Yàoshī liúlíguāng qī fó běnyuàn gōngdé jīng 藥師琉璃光七佛本願功德經

Sūtra on the Original Vows and Meritorious Qualities of the Seven Medicine-Master Lapis-Lazuli-Radiance Buddhas translated by 義淨 Yìjìng (譯)

About the work

The Yàoshī liúlíguāng qī fó běnyuàn gōngdé jīng 藥師琉璃光七佛本願功德經 is 義淨’s expanded translation of the Bhaiṣajyaguru scripture, notable for incorporating six additional Medicine Buddhas (making seven in total, rather than one) along with their individual vow-sets. Translated at Fóguāng nèi-sì 佛光內寺 in 707 CE — the colophon reads 大唐三藏沙門義淨於佛光內寺譯 — the text is in two fascicles. The Taishō cross-references T449 and T450 as parallel texts. The Qìshā Canon (【大→磧砂】) witness confirms wide Sòng-era distribution.

Prefaces

The text opens directly with the sūtra without a separate preface or translator’s introduction. The colophon identifies the translation venue (Fóguāng nèi-sì) and translator (義淨). No date-year appears in the text body itself, but the Kāiyuán shìjiào lù 開元釋教錄 (T2154) records the translation in the Shènglì 聖曆 period, generally assigned to 707 CE.

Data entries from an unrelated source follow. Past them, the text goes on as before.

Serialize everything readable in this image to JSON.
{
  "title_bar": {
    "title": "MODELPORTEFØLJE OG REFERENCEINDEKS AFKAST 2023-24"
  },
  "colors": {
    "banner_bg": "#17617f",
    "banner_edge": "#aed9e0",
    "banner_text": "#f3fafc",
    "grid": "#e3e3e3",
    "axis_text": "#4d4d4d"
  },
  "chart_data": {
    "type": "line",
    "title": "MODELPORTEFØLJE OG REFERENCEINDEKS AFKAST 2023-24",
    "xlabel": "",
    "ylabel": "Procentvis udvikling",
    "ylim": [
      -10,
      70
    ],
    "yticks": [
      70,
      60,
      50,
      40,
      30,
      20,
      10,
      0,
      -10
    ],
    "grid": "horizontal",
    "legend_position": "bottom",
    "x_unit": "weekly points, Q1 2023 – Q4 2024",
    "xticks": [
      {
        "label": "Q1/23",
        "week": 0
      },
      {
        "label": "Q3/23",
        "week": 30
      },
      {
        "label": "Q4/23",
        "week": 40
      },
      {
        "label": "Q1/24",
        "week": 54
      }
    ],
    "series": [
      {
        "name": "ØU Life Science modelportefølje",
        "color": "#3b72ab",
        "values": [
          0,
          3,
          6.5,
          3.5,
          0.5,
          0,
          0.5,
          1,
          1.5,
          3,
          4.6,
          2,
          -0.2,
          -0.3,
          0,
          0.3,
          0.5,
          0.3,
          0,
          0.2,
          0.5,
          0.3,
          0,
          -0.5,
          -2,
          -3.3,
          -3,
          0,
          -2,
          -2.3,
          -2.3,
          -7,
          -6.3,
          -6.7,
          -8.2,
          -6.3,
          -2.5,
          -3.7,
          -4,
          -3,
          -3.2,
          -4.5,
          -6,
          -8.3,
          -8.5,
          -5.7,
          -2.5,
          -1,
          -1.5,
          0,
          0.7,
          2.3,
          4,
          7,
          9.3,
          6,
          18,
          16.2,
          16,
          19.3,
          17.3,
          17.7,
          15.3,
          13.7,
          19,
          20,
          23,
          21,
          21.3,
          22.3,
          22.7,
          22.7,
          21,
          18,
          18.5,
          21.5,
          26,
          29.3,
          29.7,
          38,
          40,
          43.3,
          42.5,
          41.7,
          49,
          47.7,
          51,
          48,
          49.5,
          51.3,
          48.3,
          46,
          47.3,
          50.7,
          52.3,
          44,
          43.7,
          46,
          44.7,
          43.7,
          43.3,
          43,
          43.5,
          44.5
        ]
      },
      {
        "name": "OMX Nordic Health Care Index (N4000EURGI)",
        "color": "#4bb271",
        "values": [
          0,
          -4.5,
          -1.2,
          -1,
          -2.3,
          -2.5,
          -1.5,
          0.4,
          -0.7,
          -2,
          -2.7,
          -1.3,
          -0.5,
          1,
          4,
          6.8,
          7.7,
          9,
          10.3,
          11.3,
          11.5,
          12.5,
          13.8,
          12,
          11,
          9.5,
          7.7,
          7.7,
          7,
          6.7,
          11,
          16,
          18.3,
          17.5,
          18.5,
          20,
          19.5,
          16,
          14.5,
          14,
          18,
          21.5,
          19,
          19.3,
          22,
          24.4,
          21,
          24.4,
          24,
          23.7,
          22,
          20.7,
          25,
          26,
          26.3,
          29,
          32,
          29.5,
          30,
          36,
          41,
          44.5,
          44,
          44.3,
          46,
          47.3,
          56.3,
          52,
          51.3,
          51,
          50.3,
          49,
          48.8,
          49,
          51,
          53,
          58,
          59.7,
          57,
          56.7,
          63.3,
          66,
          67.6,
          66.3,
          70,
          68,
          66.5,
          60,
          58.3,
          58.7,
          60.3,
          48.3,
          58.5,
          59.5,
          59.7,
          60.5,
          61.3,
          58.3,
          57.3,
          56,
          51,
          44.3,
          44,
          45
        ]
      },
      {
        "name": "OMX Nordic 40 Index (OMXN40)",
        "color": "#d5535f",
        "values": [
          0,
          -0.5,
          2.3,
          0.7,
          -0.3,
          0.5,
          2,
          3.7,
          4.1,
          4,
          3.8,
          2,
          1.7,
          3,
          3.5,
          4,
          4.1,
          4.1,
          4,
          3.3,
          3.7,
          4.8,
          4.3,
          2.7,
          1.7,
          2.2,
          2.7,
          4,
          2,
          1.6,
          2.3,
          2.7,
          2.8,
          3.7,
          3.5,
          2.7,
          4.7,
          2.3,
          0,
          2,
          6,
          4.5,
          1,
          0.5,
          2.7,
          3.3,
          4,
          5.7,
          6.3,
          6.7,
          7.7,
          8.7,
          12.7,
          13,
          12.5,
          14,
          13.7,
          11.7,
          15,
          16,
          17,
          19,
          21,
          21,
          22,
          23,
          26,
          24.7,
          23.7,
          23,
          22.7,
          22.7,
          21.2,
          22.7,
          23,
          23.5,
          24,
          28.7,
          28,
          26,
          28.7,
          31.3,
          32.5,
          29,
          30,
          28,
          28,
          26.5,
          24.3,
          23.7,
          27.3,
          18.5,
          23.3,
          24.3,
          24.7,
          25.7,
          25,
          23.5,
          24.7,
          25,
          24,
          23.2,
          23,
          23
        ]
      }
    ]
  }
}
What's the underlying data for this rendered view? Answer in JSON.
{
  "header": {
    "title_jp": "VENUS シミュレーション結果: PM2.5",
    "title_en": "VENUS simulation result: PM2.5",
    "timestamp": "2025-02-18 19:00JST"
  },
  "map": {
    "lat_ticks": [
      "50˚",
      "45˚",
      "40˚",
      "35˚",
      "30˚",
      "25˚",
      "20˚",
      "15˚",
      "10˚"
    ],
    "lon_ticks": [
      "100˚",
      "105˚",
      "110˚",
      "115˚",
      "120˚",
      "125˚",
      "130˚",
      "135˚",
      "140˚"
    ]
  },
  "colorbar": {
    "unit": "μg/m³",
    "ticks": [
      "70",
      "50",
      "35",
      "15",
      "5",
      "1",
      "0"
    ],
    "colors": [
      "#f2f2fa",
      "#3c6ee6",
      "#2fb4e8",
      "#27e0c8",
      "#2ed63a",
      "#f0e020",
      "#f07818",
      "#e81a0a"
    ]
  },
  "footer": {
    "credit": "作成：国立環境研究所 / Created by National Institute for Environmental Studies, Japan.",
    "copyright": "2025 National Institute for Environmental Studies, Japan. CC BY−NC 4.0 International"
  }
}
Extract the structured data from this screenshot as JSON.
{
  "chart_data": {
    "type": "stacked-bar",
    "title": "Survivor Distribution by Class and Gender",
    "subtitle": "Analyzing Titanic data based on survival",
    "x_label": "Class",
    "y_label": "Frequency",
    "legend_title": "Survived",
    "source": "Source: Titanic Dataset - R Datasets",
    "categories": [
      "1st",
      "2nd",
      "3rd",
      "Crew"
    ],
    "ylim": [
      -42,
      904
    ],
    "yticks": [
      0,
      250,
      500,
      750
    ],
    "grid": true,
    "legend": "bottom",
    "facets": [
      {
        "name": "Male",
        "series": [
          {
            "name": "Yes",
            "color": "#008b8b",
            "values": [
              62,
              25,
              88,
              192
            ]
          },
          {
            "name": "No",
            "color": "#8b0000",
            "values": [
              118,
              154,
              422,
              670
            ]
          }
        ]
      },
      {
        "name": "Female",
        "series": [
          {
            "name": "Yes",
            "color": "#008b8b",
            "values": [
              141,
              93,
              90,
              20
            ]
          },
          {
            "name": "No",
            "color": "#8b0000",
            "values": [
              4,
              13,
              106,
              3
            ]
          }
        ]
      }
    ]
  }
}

The opening of the sūtra expands significantly on the assembly description relative to KR6i0047 and KR6i0048, listing many named bodhisattvas (曼殊室利, 觀自在, 慈氏, 善現, 大慧, 明慧, etc.) in addition to the standard monastic assembly. The first Medicine Buddha described is 善名稱吉祥王如來 (“Goodly-Name Auspicious-King Tathāgata”) in the world 無勝 (“Undefeated”), rather than the Bhaiṣajyaguru of the main tradition — indicating a substantially expanded cosmological framework.

Abstract

義淨’s translation represents the latest and most cosmologically elaborate stratum of the Bhaiṣajyaguru scripture tradition. The expansion from one to seven Medicine Buddhas reflects a wider systematic tendency in late Indian and Central Asian Buddhism to extend individual Buddha cults into groups of seven (or other auspicious numbers). The six additional Buddhas each have their own world-fields and vow-lists, culminating in Bhaiṣajyaguru himself as the seventh. He returned from his 24-year journey to India and Southeast Asia in 695 CE and was active as a translator until his death in 713 CE; this translation dates to 707 CE, placing it among his mature output. The two-fascicle structure accommodates the longer expanded text. In Japanese Tendai and Shingon traditions, this seven-Buddha recension was particularly important for ritual calendars associating each of the seven Buddhas with the seven days of the week.

Translations and research

  • Birnbaum, Raoul, The Healing Buddha (Shambhala, 1979) — treats all three Yàoshī texts (T449, T450, T451) as a tradition.
  • Dhammajoti, K. L., various studies on Sarvāstivāda and related translation traditions.